Pixel similarity

We will take the average of each digit to get its "perfect" version. Then, we compare an image to each of those perfect numbers and see which one is the most similar.

First, we'll download the MNIST dataset:

path = untar_data(URLs.MNIST)

The dataset is separated into training and testing subfolders, where in those folders, there are separate folders for each digit:

Path.BASE_PATH = path
path.ls(),(path/'training').ls()
((#2) [Path('testing'),Path('training')],
 (#10) [Path('training/7'),Path('training/8'),Path('training/1'),Path('training/6'),Path('training/3'),Path('training/2'),Path('training/5'),Path('training/4'),Path('training/0'),Path('training/9')])
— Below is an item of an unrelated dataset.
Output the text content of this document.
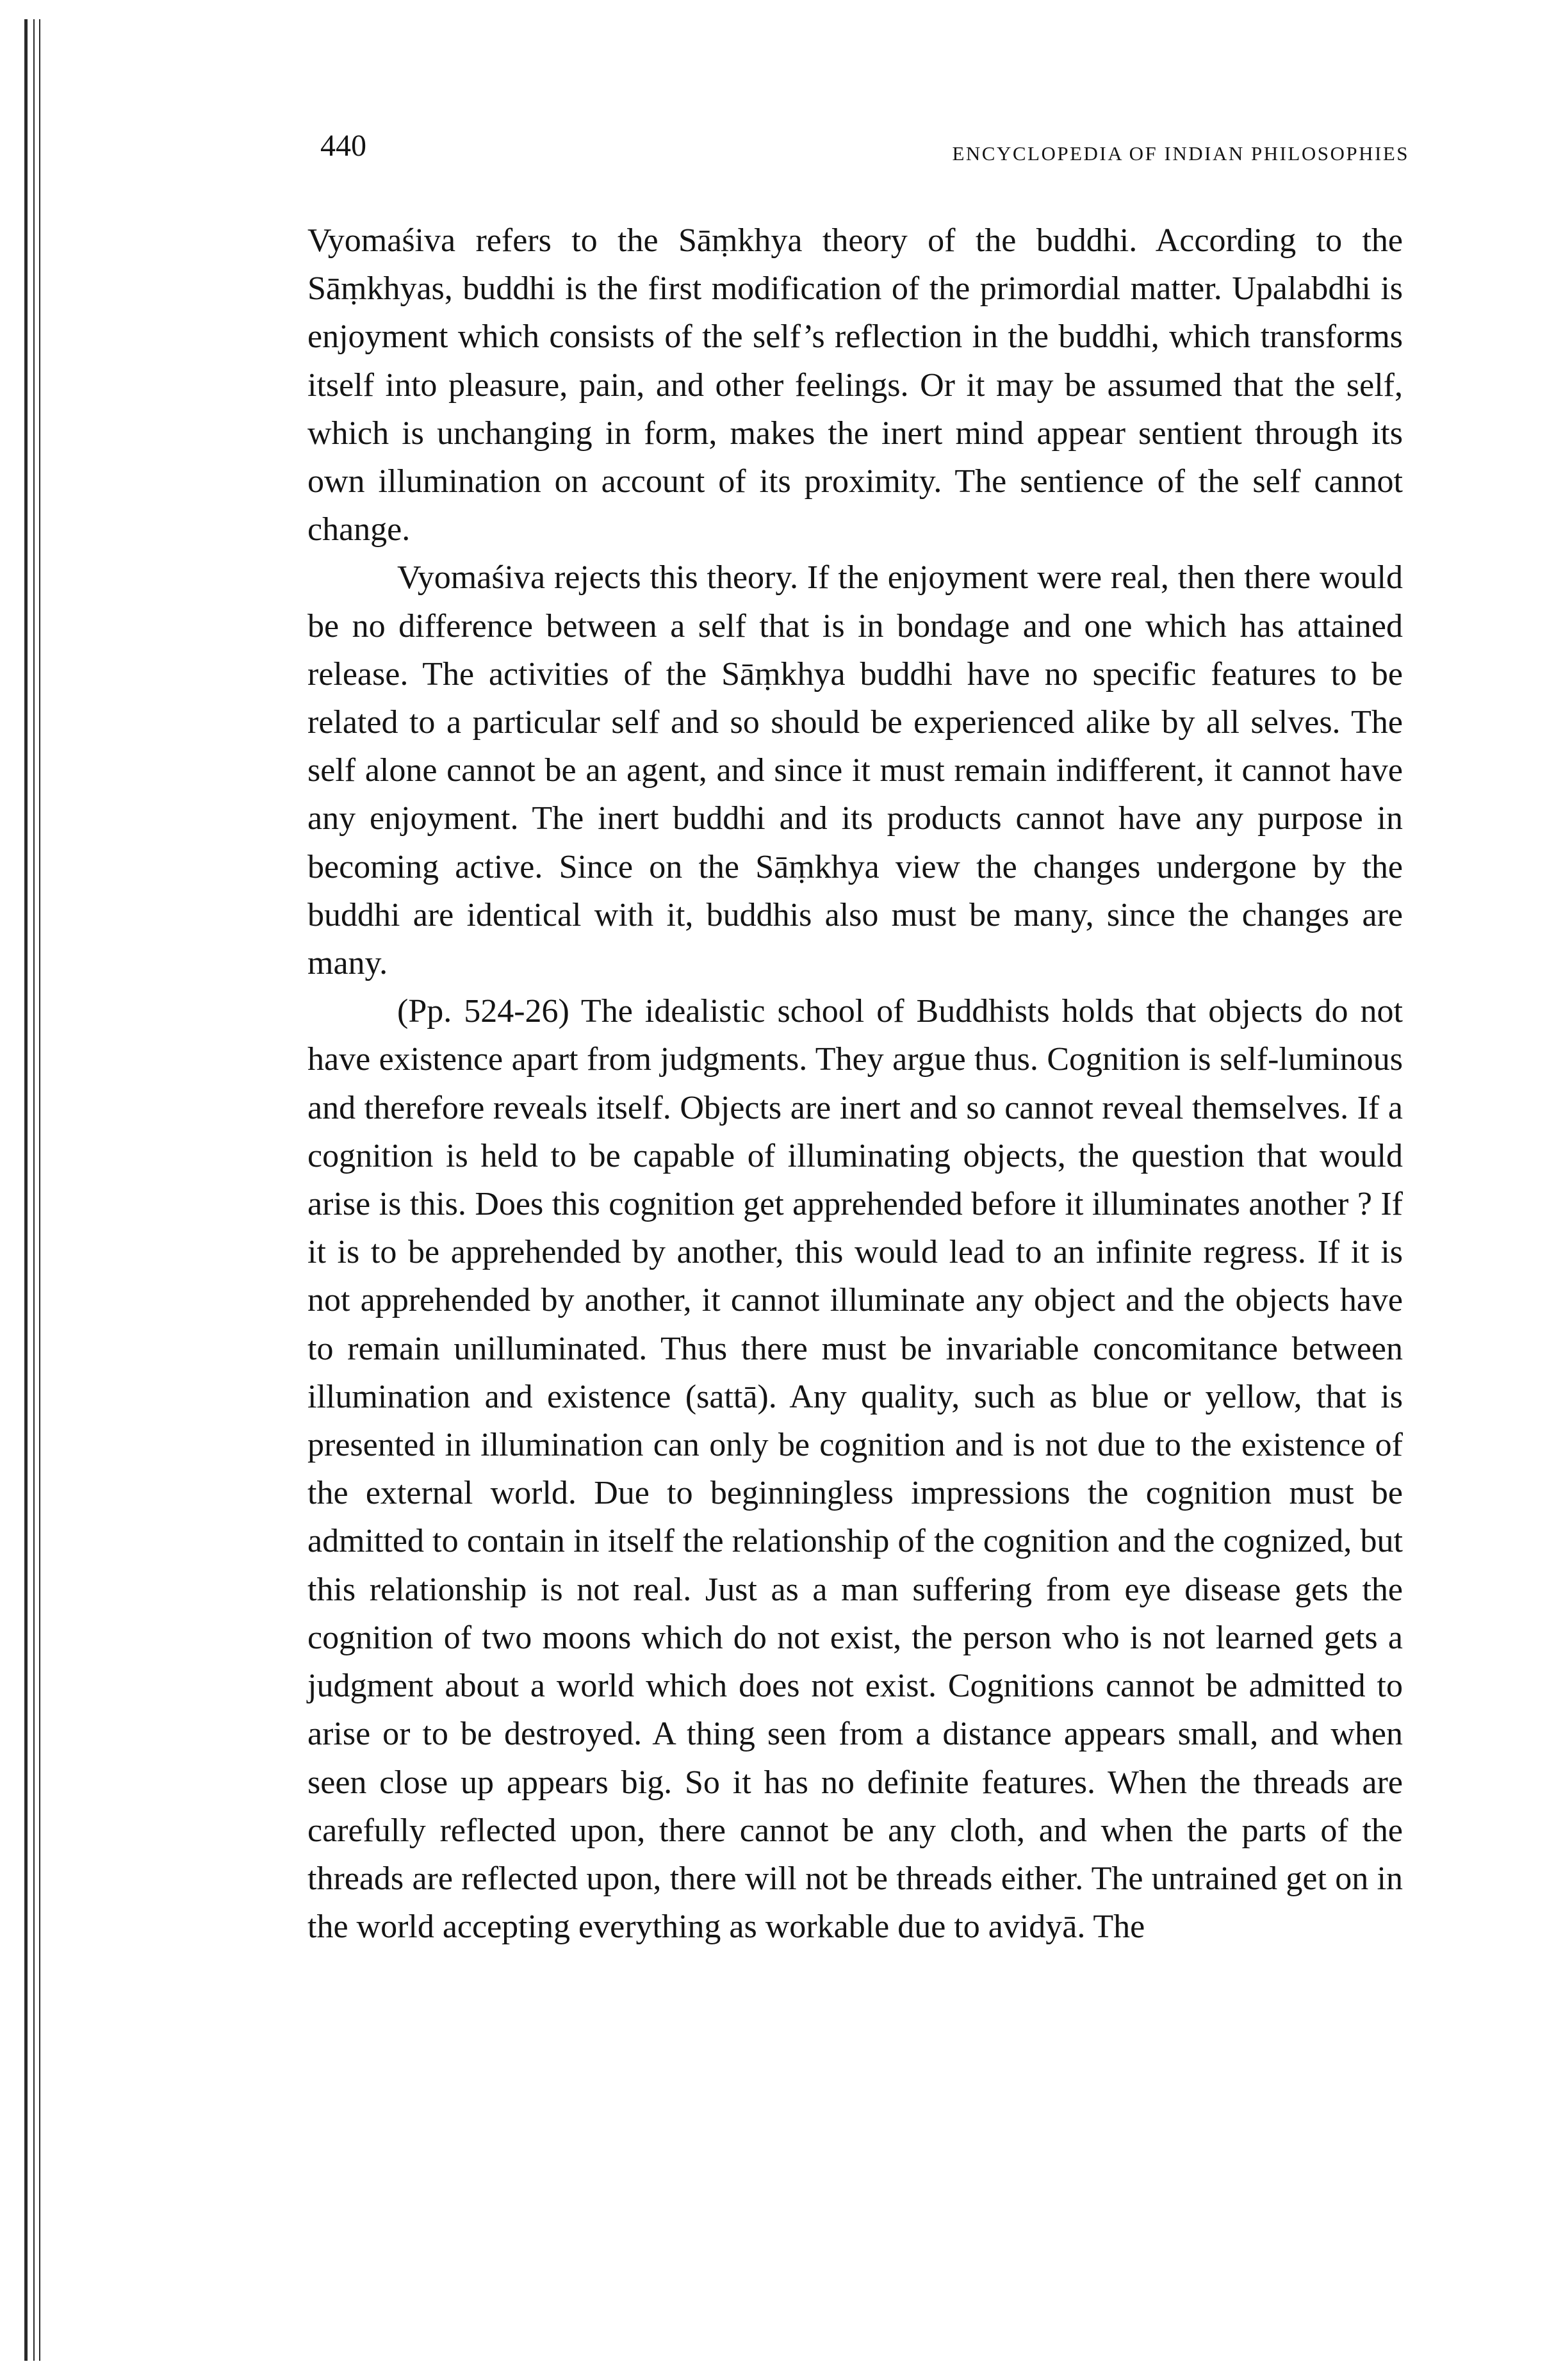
440	ENCYCLOPEDIA OF INDIAN PHILOSOPHIES

Vyomaśiva refers to the Sāṃkhya theory of the buddhi. According to the Sāṃkhyas, buddhi is the first modification of the primordial matter. Upalabdhi is enjoyment which consists of the self’s reflection in the buddhi, which transforms itself into pleasure, pain, and other feelings. Or it may be assumed that the self, which is unchanging in form, makes the inert mind appear sentient through its own illumination on account of its proximity. The sentience of the self cannot change.

Vyomaśiva rejects this theory. If the enjoyment were real, then there would be no difference between a self that is in bondage and one which has attained release. The activities of the Sāṃkhya buddhi have no specific features to be related to a particular self and so should be experienced alike by all selves. The self alone cannot be an agent, and since it must remain indifferent, it cannot have any enjoyment. The inert buddhi and its products cannot have any purpose in becoming active. Since on the Sāṃkhya view the changes undergone by the buddhi are identical with it, buddhis also must be many, since the changes are many.

(Pp. 524-26) The idealistic school of Buddhists holds that objects do not have existence apart from judgments. They argue thus. Cognition is self-luminous and therefore reveals itself. Objects are inert and so cannot reveal themselves. If a cognition is held to be capable of illuminating objects, the question that would arise is this. Does this cognition get apprehended before it illuminates another ? If it is to be apprehended by another, this would lead to an infinite regress. If it is not apprehended by another, it cannot illuminate any object and the objects have to remain unilluminated. Thus there must be invariable concomitance between illumination and existence (sattā). Any quality, such as blue or yellow, that is presented in illumination can only be cognition and is not due to the existence of the external world. Due to beginningless impressions the cognition must be admitted to contain in itself the relationship of the cognition and the cognized, but this relationship is not real. Just as a man suffering from eye disease gets the cognition of two moons which do not exist, the person who is not learned gets a judgment about a world which does not exist. Cognitions cannot be admitted to arise or to be destroyed. A thing seen from a distance appears small, and when seen close up appears big. So it has no definite features. When the threads are carefully reflected upon, there cannot be any cloth, and when the parts of the threads are reflected upon, there will not be threads either. The untrained get on in the world accepting everything as workable due to avidyā. The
We'll store the path of each image in an array, where the ith row contains the path for the ith digit:

nums = [(path/'training'/f'{x}').ls().sorted() for x in range(10)]
im3_path = nums[3][0]
im3 = Image.open(im3_path)
im3

Then, we'll open the images, put every image of the same digit into their own tensor and store them as a list of tensors:

nums_tens = [torch.stack([tensor(Image.open(j)) for j in nums[i]]) for i in range(10)]
nums_tens = [nums_tens[i].float()/255 for i in range(10)]

We can then take the mean of one of the tensors to get its "perfect" version. Here is how it looks like for a 3:

stacked_threes = nums_tens[3].mean(0)
show_image(stacked_threes)
<matplotlib.axes._subplots.AxesSubplot at 0x7fb1e3d3acd0>

And to compare, here is just one of those threes:

a_3 = nums_tens[3][0]
show_image(a_3)
<matplotlib.axes._subplots.AxesSubplot at 0x7fb1e36f1750>

Next, we'll create a function that compares two tensors through absolute mean difference:

def mnist_distance(x1, x2): 
    return (x1 - x2).abs().mean((-1, -2))

Now we can compare one of the threes with its "perfect" version. The number doesn't really mean anything until we compare it with another number:

mnist_distance(a_3, stacked_threes)
tensor(0.1074)

So, we'll take the average seven and take the L1 norm (absolute mean difference) and compare that number with the number we just got (0.1074)

stacked_sevens = nums_tens[7].mean(0)
show_image(stacked_sevens)
<matplotlib.axes._subplots.AxesSubplot at 0x7fb1e0401510>
mnist_distance(a_3, stacked_sevens)
tensor(0.1441)

As you can see, the distance between the 3 and the average 3 is smaller than the distance between the 3 and the average 7. So, it is more three than seven. We'll extend this approach by comparing an image with the average for each digit and say it is the digit it is the most similar to (its L1 norm with that average digit is the smallest).

We'll create the average number for each digit:

stacked_nums = [nums_tens[i].mean(0) for i in range(10)]
show_image(stacked_nums[4])
<matplotlib.axes._subplots.AxesSubplot at 0x7fb1e2b5e150>

We can compare our 3 to each average digit:

L(mnist_distance(a_3, stacked_nums[i]) for i in range(10))
(#10) [tensor(0.1750),tensor(0.1153),tensor(0.1501),tensor(0.1074),tensor(0.1635),tensor(0.1326),tensor(0.1579),tensor(0.1441),tensor(0.1345),tensor(0.1402)]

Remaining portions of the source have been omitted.